Royal Dutch Shell Plc (NYSE:RDS-B) is one of the highest yielding integrated energy giants, offering investors a dividend yield around 6.7%. That's toward the high end of the industry. A big reason for that is the acquisition Shell made during the oil downturn when competitors were mostly focusing on cutting costs. How safe is Shell today, and, perhaps more important, how safe is its dividend?
Everybody hurts, sometimes
When oil prices started falling in mid-2014, every oil company got hit. Shell, for example, saw its top line fall roughly 45% between 2014 and 2016. The bottom line declined an even more painful 70%. That, however, was hardly a unique experience. Chevron (NYSE:CVX), for example, saw its earnings dip into the red for three consecutive quarters.
In response, energy companies throughout the oil and gas industry started to cut spending. Shell trimmed its capital spending roughly 30% over that span. The goal was to find a balance between what oil and gas companies were earning and what they were paying out in dividends and capital spending. ExxonMobil (NYSE:XOM), for example, trimmed CAPEX by nearly 50% over the same period. In other words, every company was feeling the pinch of an oil downturn.
What Shell did that was different than many of its peers, however, was spend roughly $50 billion on an acquisition. That added natural gas-focused BG Group to Shell's business, increasing its focus on a fuel that many believe will be a vital bridge between carbon fuels and clean energy. Shell is already one of the biggest players in natural gas, this redoubled its efforts. If the company's forecast for natural gas is even close to right, Shell is positioning itself to be a leader.

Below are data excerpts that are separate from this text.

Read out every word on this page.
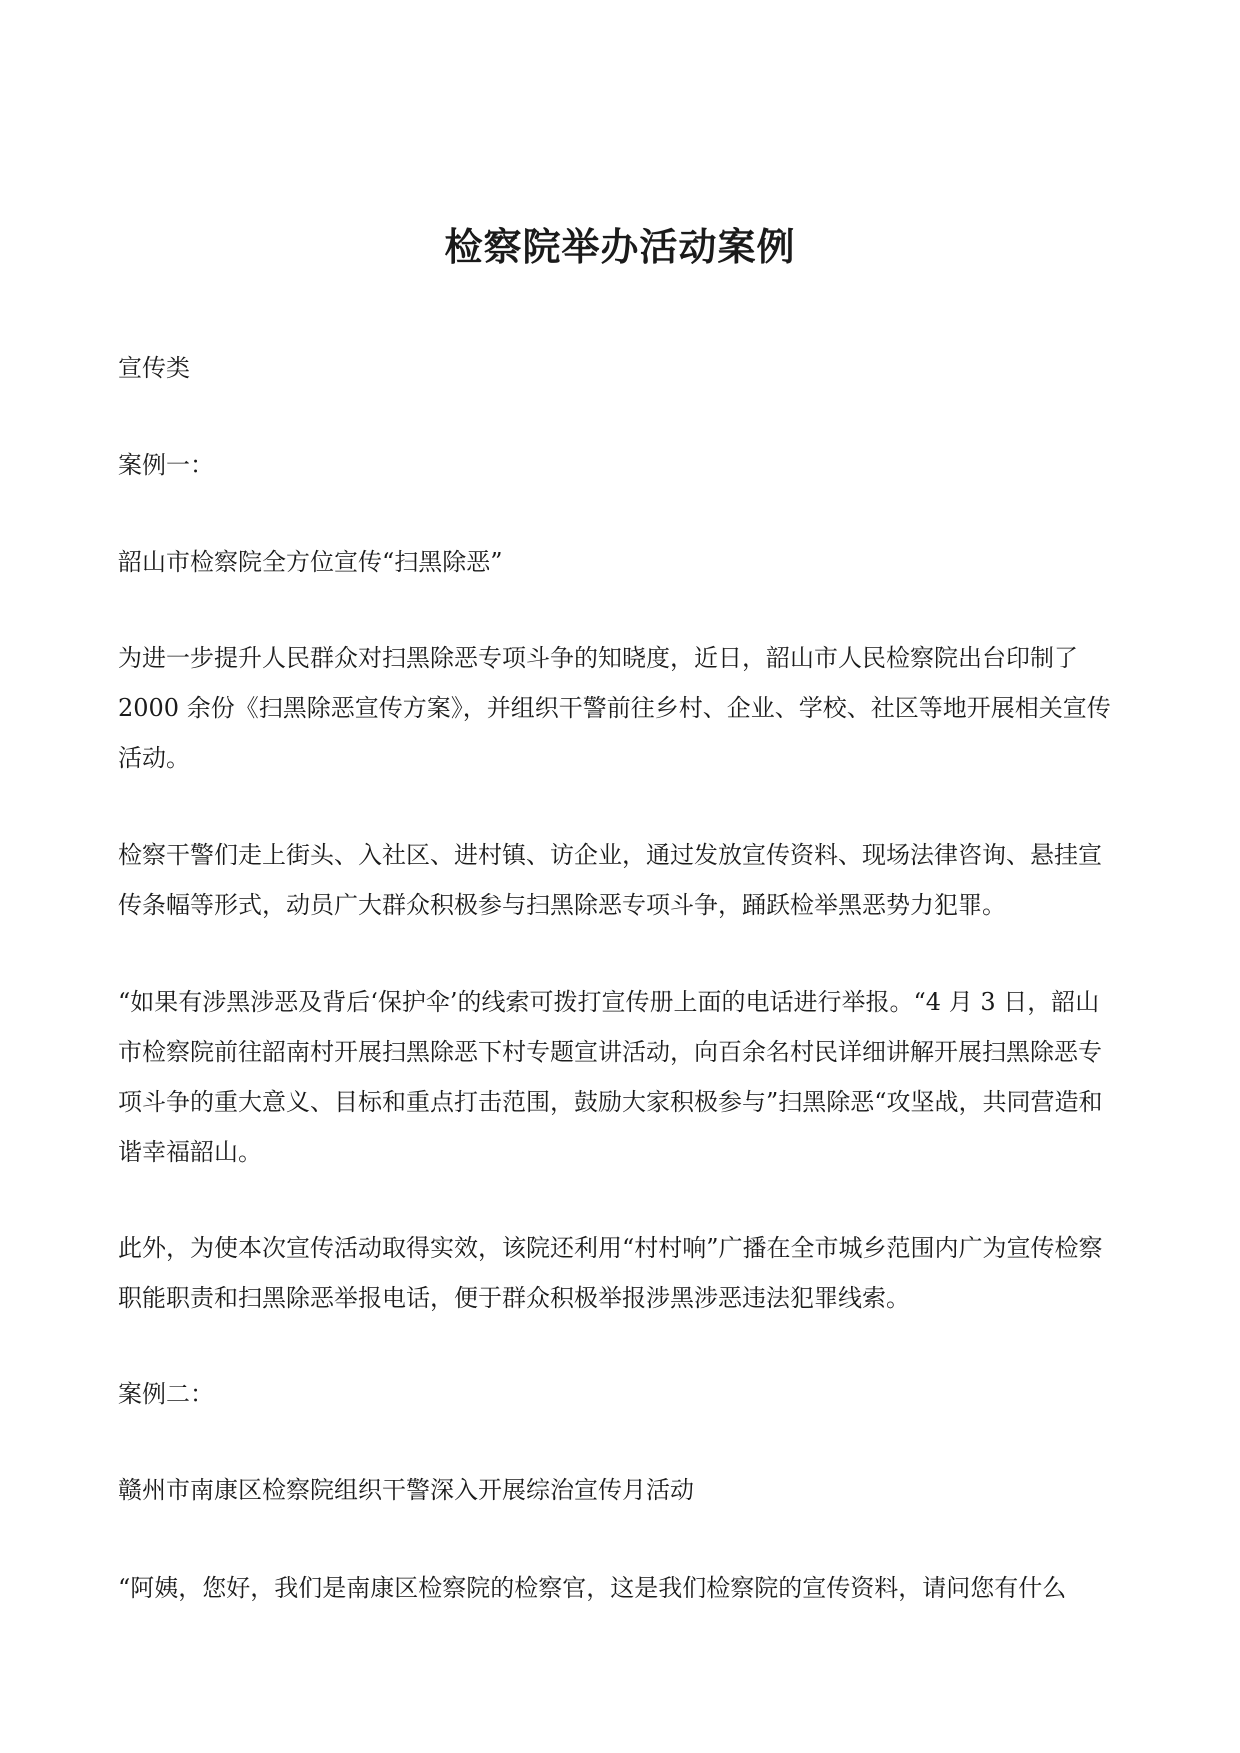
检察院举办活动案例

宣传类

案例一：

韶山市检察院全方位宣传“扫黑除恶”

为进一步提升人民群众对扫黑除恶专项斗争的知晓度，近日，韶山市人民检察院出台印制了2000 余份《扫黑除恶宣传方案》，并组织干警前往乡村、企业、学校、社区等地开展相关宣传活动。

检察干警们走上街头、入社区、进村镇、访企业，通过发放宣传资料、现场法律咨询、悬挂宣传条幅等形式，动员广大群众积极参与扫黑除恶专项斗争，踊跃检举黑恶势力犯罪。

“如果有涉黑涉恶及背后‘保护伞’的线索可拨打宣传册上面的电话进行举报。“4 月 3 日，韶山市检察院前往韶南村开展扫黑除恶下村专题宣讲活动，向百余名村民详细讲解开展扫黑除恶专项斗争的重大意义、目标和重点打击范围，鼓励大家积极参与”扫黑除恶“攻坚战，共同营造和谐幸福韶山。

此外，为使本次宣传活动取得实效，该院还利用“村村响”广播在全市城乡范围内广为宣传检察职能职责和扫黑除恶举报电话，便于群众积极举报涉黑涉恶违法犯罪线索。

案例二：

赣州市南康区检察院组织干警深入开展综治宣传月活动

“阿姨，您好，我们是南康区检察院的检察官，这是我们检察院的宣传资料，请问您有什么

The problem with all of this is that buying BG Group meant adding a lot of debt. To be fair, as a group, the oil majors have been adding debt to protect their dividends and continue to invest for the future. But Shell's long-term debt increased around 50% over 2015's final figure, standing at $83 billion by the end of 2016. That's still a reasonable 30% of the capital structure, and it has $19 billion in cash on hand, so there's really little risk of Shell going under because of the deal. But it does put Shell toward the high end of the industry debt wise.
Which is why investors are concerned that the dividend may get sacrificed for the company's long-term goals. After all, Shell hasn't upped the annual payment in roughly three years and it's offering a scrip dividend to those who want it (scrip dividends are paid in stock instead of cash, lessening the cash flow burden of dividends). So, based on the evidence, a dividend cut wouldn't be an outlandish expectation... but it's getting increasingly less likely.
For starters, oil prices have rebounded off of their lows. That's solidifying Shell's top- and bottom-lines. For example, revenue and net income bottomed in the first quarter and then increased each quarter through the end of the year. Looking at cash flow, Shell burned around $850 million in cash in the fourth quarter. That number, however, was just 4% of its cash hoard and the span included paying down over $3 billion in long-term debt and minimal new borrowings. At the end of the day, Shell is getting pretty close to covering its dividend and capital spending with cash flow.
So if oil prices hold up, Shell's dividend is likely to remain intact. But what about that debt? Interest expense more than doubled in the fourth quarter... Shell is well aware of the debt overhang, which is why it's already paid down $3 billion worth of debt. To make that happen it sold around $2.7 billion worth of assets in the fourth quarter, with plans for more divestitures. In fact, it recently inked a deal to sell North Sea assets for $4.7 billion. And that won't be the last asset sale since Shell plans on shedding as much as $30 billion worth of assets to get its financial house back in order.
Shell's financials may get a little hard to read while it's selling businesses to pare debt, but at this point its dividend looks secure and every asset sale will make it even more secure.
It's about the future
Shell made an expensive acquisition at a time when you'd expect it to be circling the waggons. This move added a lot of debt right when the energy giant's top- and bottom-lines were coming under pressure from falling oil prices. However, Shell believes this is the right long-term move to position it more strongly in natural gas, a fuel that many believe will be an important bridge to a lower carbon future.
Strategically that was a solid decision. However, after taking on so much debt, investors are justifiably concerned that the dividend may get sacrificed. No doubt that's possible, but now that Shell has switched into debt reduction mode and oil prices have stabilized off their lows, it looks increasingly likely that the dividend will survive. And that makes now a good time to do a deep dive into Royal Dutch Shell and its impressive 6.7% yield.